Nouvelles de Ritana 09/07/2015 (Révisé)

Coucou tout le monde !

Nous nous devons de vous remercier. Le nombre de visites sur notre blog a explosé, nous avons gagné la première place sur le moteur de recherche le plus communément utilisé, c'est un intérêt qui nous va droit au coeur.

Encore quelques petites nouvelles :

Aujourd'hui nous sommes en pause à Karvany nad Dunajom en Slovaquie. Il nous fallait une pause à nous et aux chevaux. Le rythme que nous oblige la canicule nous laisse peu de chance de repos. Ici c'est enfin possible. D'une part nous sommes accueillis chaleureusement par le maire et les habitants de ce petit bourg d'un peu moins de 800 âmes. D'autre part, l'orage d'hier soir et la température plus clémente de ce jour nous donne la chance d'un bon repos, sans taons et autres insectes.

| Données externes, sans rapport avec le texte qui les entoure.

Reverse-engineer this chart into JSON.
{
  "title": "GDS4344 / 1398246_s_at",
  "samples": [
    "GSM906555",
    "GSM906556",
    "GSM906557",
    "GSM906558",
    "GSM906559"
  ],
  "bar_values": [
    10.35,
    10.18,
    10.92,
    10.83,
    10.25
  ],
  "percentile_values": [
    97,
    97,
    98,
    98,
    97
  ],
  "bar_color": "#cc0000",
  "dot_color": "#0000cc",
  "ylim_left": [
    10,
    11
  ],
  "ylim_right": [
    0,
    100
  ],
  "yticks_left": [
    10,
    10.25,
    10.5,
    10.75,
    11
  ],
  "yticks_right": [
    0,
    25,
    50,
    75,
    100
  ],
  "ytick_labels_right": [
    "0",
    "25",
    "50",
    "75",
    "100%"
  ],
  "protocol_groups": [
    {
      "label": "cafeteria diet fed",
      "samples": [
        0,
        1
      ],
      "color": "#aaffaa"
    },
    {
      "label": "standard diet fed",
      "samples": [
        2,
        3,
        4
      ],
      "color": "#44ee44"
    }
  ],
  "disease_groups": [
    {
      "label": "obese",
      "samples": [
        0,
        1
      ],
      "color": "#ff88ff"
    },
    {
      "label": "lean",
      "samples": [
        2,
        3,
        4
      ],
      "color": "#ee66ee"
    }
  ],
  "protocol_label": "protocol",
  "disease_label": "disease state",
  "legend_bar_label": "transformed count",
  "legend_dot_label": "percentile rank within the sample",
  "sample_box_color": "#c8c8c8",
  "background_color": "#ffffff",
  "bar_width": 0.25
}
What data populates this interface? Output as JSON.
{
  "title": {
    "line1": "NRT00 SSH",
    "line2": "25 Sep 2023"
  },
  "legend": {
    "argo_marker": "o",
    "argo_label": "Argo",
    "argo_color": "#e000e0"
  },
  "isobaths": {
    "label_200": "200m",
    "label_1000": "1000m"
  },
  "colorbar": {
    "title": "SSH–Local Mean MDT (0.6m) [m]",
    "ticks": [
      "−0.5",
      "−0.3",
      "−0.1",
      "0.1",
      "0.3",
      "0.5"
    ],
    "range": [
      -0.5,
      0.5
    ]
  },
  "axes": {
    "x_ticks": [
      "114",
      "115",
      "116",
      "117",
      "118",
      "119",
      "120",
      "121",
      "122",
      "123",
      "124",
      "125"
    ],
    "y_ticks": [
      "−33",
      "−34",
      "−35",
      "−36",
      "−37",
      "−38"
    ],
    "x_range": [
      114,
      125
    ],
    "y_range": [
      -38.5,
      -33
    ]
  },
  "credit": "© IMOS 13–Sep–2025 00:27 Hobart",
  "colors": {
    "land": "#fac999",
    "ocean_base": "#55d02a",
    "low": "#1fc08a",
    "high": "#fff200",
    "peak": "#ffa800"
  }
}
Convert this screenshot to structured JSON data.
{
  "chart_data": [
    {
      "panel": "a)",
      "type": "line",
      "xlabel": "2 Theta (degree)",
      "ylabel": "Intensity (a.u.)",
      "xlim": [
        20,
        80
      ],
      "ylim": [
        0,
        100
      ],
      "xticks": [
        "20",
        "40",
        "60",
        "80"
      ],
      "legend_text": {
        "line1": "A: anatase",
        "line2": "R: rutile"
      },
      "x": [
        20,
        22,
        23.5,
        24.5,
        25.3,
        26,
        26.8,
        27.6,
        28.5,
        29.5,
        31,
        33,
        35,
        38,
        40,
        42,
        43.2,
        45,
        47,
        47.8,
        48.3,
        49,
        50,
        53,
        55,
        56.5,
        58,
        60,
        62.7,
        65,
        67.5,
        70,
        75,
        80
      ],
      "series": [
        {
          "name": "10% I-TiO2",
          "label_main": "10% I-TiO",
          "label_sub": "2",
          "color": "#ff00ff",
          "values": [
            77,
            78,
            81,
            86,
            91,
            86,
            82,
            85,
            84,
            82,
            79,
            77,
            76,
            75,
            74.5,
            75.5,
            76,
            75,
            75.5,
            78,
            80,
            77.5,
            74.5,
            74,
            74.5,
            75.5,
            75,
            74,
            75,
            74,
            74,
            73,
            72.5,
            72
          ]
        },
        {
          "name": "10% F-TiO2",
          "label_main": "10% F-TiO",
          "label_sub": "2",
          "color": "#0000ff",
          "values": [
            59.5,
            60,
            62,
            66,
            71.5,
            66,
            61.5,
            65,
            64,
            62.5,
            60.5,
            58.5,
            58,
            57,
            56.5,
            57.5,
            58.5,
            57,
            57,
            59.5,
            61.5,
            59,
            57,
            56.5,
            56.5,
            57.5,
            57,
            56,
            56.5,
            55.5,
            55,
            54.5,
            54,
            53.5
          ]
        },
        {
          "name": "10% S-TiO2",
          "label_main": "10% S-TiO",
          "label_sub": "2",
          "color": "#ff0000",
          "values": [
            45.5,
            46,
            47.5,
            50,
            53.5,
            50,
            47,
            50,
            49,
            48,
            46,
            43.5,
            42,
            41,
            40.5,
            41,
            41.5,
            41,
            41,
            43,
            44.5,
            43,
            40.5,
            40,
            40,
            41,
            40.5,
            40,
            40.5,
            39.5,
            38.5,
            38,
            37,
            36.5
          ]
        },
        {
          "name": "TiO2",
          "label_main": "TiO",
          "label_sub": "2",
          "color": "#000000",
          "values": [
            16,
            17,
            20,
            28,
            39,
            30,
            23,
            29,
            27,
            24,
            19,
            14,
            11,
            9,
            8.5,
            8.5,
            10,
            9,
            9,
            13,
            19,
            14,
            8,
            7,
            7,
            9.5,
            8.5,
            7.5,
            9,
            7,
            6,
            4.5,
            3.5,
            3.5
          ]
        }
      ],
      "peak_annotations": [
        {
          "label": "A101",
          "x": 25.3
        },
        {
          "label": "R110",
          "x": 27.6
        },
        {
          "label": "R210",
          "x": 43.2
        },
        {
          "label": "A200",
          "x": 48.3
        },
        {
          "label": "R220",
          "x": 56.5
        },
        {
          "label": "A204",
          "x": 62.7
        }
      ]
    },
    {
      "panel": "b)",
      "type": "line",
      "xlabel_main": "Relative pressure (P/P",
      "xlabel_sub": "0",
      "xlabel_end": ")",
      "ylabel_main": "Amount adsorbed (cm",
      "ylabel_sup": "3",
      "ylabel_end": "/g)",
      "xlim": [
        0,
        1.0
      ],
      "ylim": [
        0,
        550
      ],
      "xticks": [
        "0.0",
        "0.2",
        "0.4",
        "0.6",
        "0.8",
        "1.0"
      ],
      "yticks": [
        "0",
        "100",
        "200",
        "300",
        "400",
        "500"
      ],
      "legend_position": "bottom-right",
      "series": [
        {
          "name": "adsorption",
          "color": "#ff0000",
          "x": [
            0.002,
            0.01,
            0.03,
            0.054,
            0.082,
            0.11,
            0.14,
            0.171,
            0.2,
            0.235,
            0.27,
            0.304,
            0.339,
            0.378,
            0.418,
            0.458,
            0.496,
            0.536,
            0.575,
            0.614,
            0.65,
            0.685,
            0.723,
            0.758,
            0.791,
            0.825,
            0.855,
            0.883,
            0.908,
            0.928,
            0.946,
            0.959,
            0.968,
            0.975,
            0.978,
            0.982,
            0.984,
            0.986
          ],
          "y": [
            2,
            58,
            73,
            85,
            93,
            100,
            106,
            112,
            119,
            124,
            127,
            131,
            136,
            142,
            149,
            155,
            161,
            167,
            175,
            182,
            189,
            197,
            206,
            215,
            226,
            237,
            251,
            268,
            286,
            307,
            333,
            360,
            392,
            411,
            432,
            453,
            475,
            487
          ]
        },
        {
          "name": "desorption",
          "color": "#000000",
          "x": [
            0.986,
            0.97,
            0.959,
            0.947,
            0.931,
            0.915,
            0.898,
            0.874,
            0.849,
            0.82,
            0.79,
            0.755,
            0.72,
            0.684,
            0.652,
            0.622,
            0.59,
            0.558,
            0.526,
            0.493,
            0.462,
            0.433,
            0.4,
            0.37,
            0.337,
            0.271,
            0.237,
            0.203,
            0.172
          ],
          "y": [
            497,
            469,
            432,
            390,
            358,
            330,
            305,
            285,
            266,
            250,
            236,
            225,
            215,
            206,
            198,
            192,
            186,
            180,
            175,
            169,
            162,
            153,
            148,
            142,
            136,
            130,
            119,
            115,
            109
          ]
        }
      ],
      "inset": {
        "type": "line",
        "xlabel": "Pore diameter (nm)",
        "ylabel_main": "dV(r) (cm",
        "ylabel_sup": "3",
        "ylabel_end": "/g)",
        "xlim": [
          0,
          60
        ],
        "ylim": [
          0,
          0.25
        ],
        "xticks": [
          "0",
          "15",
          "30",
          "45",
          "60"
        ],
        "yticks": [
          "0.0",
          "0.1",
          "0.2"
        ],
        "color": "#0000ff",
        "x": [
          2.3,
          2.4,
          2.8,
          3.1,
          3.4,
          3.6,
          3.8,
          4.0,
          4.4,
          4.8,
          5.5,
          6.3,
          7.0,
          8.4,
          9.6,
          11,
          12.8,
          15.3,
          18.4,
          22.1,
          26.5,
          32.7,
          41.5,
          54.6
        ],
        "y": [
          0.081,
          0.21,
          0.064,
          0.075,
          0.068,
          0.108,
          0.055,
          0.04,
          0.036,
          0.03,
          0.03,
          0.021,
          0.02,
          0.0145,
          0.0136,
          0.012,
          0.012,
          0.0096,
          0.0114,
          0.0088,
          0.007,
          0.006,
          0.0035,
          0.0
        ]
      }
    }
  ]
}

Le pré d'un demi hectare fourni par le maire est généreux et ombragé. De plus Ritana demande quelques réparations : les branches d'arbres des petits chemins forestiers ont eu raison de nos retroviseurs, les amortisseurs avant nécéssitent un raffermissement urgent, quelques autres bricoles importantes sont à faire, ainsi que de revoir le ferrage des antérieurs d'Altesse.

Nous allons baisser le rythme de nos étapes ces 4 prochains jours. L'accès à une gare pour le départ d'Irène, la réception d'Angela et deux amies du Wagenplatz de Vienne, et le temps de retrouver des compléments alimentaires pour nos comtois, sont autant de raisons de ralentir le rythme et de se trouver au plus près de Esztergom en Hongrie, lieu de ces échanges de passagers pour Ritana.

Ce matin, après une bonne nuit de sommeil dans une fraîcheur tant attendue de 23 degrés, un accident s'est produit qui va aussi demander un peu de repos. Waldo notre futur chien de garde que voici

s'est trouvé avec un besoin de vomir. Je le prends sous le bras pour le sortir et mes orteils restés coinçés dans l'escabot métallique me font plonger lourdement sur le sol un mètre plus bas. le bémol est que Waldo s'est trouvé dessous à amortir ma chute. Résultat : une patte douloureuse pour Waldo mais sans trop de mal, un métatarse hors service pour moi, dommage, c'est le pied droit avec lequel je dois assurer le freinage.

Le pré fourni par le maire est magnifique. L'emplacement est intéressant même si le décor est triste et de type morbide. Nous sommes à côté d'une usine de l'époque soviétique, abandonnée, investie et pillée, elle ressemble à un décor d'après guerre. Mais nous sommes au bord du Danube, on peut s'y baigner, et il y a un seul bar mais offrant internet dans ce village.

 

Juste à côté, il y a cependant une magnifique place financée par l'europe, avec des infrastructures festives et des WC publiques.

A propos de WC publiques, la culture hongroise et slovaque nous surprend un peu. Dans ces deux pays, même dans le plus select restaurant, les WC ne possèdent jamais de clé ou de loquet de fermeture intérieur. Vous êtes donc toujours à la merci d'un intrusion imprévue à moins de bloquer ou retenir la porte.

Ces bâtiments industriels post soviétique totalement abandonnés vous en trouvez partout et en grands nombres. Pour les plus intacts, ils sont parfois loués ou achetés par des entreprises étrangères, sinon c'est l'abandon et le pillage garanti.

Les communes, même les plus petites, vivent la reconstruction à visée européenne. C'est emprunt d'espoir et de nombreux projets de toutes sortes, il faut dire que le tourisme lié au Danube et à l'euro-véloroute R6 est ici le gage d'une future prospérité attendue. Même si le décor des rues avec des passages anarchiques de fils de téléphone et éléctrique datant des années 60 nous dépaysent autant que les maisons en état douteux, le volonté populaire est bien de trouver à terme une autre ambiance et un autre niveau de vie. Ce qui ne manquera et je tente de le leur dire, c'est que l'alignement ne se fera pas sans celui de la perte de certaines libertés.

Ce passage de notre périple entre hongrie et slovaquie nous ravit et nous enchante. La population et les autorités nous reçoivent avec tant de simplicité, d'éfficacité et de gentillesse, nous sommes vraiment heureux de les rencontrer.

Je ne connais pas d'autre pays européen où le policier me demande de monter derrière lui sur sa moto, et sans casque, pour aller chercher ensemble le meilleur coin pour notre étape.